A new report by the Louisville Courier-Journal focuses on another aspect of the departure from the norm in financing of the the east-end bridge at Utica through tolls that should cause concern. In traditional public-private partnerships involving transportation projects, the private operator assumes the risk that toll revenues will be sufficient to cover the costs of the project. Indeed, that's the financing approach Kentucky is using for its share of the bridge costs. Not so with Indiana. Indiana is backing bonds it will issue to cover its share of the costs with state appropriations. In fact, it didn't even conduct a toll revenue forecast to determine that tolls collected will be sufficient to cover payments on the bonds. Indiana is also utilizing an available funding approach to repay the bonds. No payments will be made until the bridge is open, and those payments will escalate annually starting at $36.9 million annually once the bridge is open, which will total at least $2 billion.
This funding approach is a shift away from traditional state projects in which private operators assumed the risk of toll revenues, said Robert Poole, transportation policy director at the Reason Foundation, a libertarian think tank. Overall, according to the Public Works Financing trade journal, the Indiana deal is the fourth partnership in the United States in which those payments are backed by state appropriations instead of toll revenue.
And that’s a risk, he said.
“The taxpayers are still the ones left holding the bag,” Poole said. “Some new toll facilities — bridges or toll roads — do end up in hindsight to have been based on overly optimistic projections of traffic or revenue.”

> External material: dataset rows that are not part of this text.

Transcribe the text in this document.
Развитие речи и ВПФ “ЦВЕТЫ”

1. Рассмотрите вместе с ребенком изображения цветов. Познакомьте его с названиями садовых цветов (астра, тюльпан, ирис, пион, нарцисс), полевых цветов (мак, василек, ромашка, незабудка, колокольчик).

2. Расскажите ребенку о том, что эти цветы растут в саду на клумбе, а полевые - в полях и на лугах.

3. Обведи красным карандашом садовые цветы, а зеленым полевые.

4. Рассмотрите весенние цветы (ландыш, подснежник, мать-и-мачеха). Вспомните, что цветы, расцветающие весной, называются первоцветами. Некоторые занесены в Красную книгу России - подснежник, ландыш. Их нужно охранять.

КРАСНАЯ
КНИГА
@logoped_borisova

In another departure from other toll roads, Indiana didn’t conduct a toll revenue forecast typically performed when projects are financed with bonds that are repaid directly with toll proceeds. Those forecasts, which Kentucky has undertaken, are done to assure investors buying bonds that toll revenues are expected to be sufficient. But Indiana chose not to conduct such a forecast because the state’s availability payments — not toll revenue — are backing the bonds.Indiana officials haven't even shared any toll revenue estimates with state lawmakers according to the Courier-Journal. Yet Indiana lawmakers and Gov. Mike Pence aren't concerned.
"Rep. Tim Brown, a Crawfordsville Republican and budget committee chair, said he is comfortable with the finance authority’s approach even though he hasn’t seen the agency’s internal calculations." "I think everybody feels confident that since both bridges will be tolled that, long term, over the length of this project, that it will pay for itself," Brown said.
Sen. Luke Kenley, R-Noblesville, asked York during the December meeting if the finance authority’s research took into account whether there would be enough toll revenue to cover the state’s obligations. York replied that was “absolutely correct,” a tape of the meeting indicates.
“We asked every question we could think of in terms of trying to extract that information to draw a conclusion,” Kenley said in an interview.
For his part, Indiana Gov. Mike Pence said in an interview that he supports the contracting and oversight method that was developed under the administration of his predecessor, Mitch Daniels.
Asked whether he is concerned that the state’s transportation funds — instead of toll revenue — are being pledged to meet the availability payments, Pence said, “We really believe that the approach the Indiana Finance Authority has taken to the issuance of these bonds ... is the appropriate approach.”According to bond documents, the bridge is expected to cost Indiana $1.18 billion and open in late 2016. Indiana will start making payments in 2017 through the year 2051 totaling $2 billion. The private operator will provide $78.1 million of its own funding for the project, while the state will rely on $700 million in bond revenues and $392 million in state transportation dollars to tap the balance of its upfront costs. All told, the $1.18 billion bridge will cost Indiana at least $2.7 billion.